New Basement Membrane Extract Discovery Lifts Uncertainty For Clinical Trials

March 21, 2024

By Irene Yeh

March 21, 2024 | Patient-derived organoids (PDOs) are 3D cell cultures that mimic organs or tissues. Extracted from a patient’s cell or tissue samples, these cultures can be tested with different drugs, thus providing a more personalized approach to treatment options. Because PDOs have greatly helped with finding the right treatment for patients, they have become increasingly more accessible for researchers and clinical studies.  

To cultivate organoids, a basement membrane extract (BME) is required. BMEs are usually commercially available, but with the ongoing supply chain issues caused by the COVID-19 pandemic, some clinical sites may not have access to the BME they use. Some may even be severely limited or restricted.  

But do different BME brands affect drug responses and gene expressions in organoids? It is important to address this concern because it can offer the assurance that researchers do not need to spend time tracking down the BMEs their clinical site commonly uses and can expand to other more accessible brands. To determine the answer, researchers at the Salk Institute tested out different BMEs to see their effects on pancreatic cancer organoids. 

The Salk Institute’s Experiment 

The research team at the Salk Institute experimented with different BMEs to determine their effects on proliferation, drug response, and gene expression in human and mouse PDOs. The BMEs used were Matrigel, Cultrex, and UltiMatrix.  

The study found that these commercial BMEs had no significant changes to the PDOs’ gene expressions or drug responses, including PDOs’ sensitivity to chemotherapies and targeted therapies. Six different pancreatic cancer drugs—Gemcitabine, Abraxane, Oxaliplatin, Irinotecan, Fluorouracil, and Trametinib—were tested on these organoids. None of them exhibited “consistent or substantial shifts when cultured in different BMEs” (JCI Insight, DOI: 10.1172/jci.insight.172419). However, it was found that Matrgiel had a 75% generation efficiency of pancreatic cancer organoids, which is faster than Cultrex and UltiMatrix.  

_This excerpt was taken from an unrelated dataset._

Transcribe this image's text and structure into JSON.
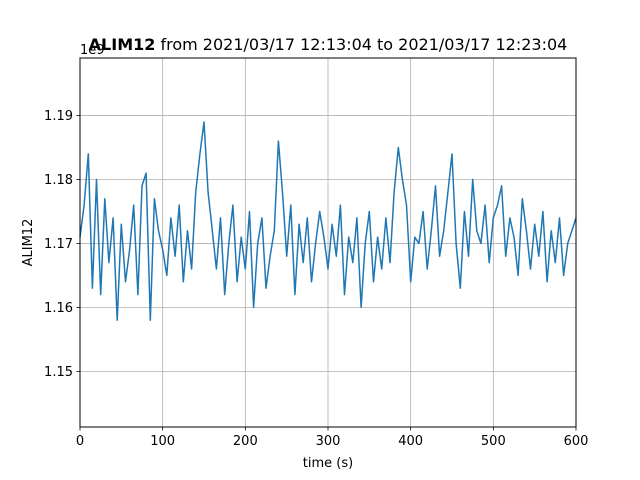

While the study confirmed that BME brand does not affect pancreatic cancer organoids’ drug response and gene expressions, it is still unknown if BME affects different organoids. But the results of the Salk Institute’s study can provide assurance for researchers that the brand of BME used will not have an impact on their PDOs. With the supply chain issues continuing to negatively affect the industry, clinical sites can use the BME that is most accessible and available to them.  

Quicker Organoid Growth Means Quicker Testing 

Faster organoid growth is beneficial for researchers because it allows them to conduct treatment experiments sooner—and patients can receive and change treatment sooner, too. This is especially critical information for pancreatic cancer research. With a 12% survival rate over a 5-year period, pancreatic cancer is one of the most aggressive cancers due to the tumor cells’ rapid growth rate (JCI Insight, DOI: 10.1172/jci.insight.172419). This makes them particularly prone to drug resistance. With quicker PDO growth, researchers can begin testing earlier and provide patients with treatment sooner.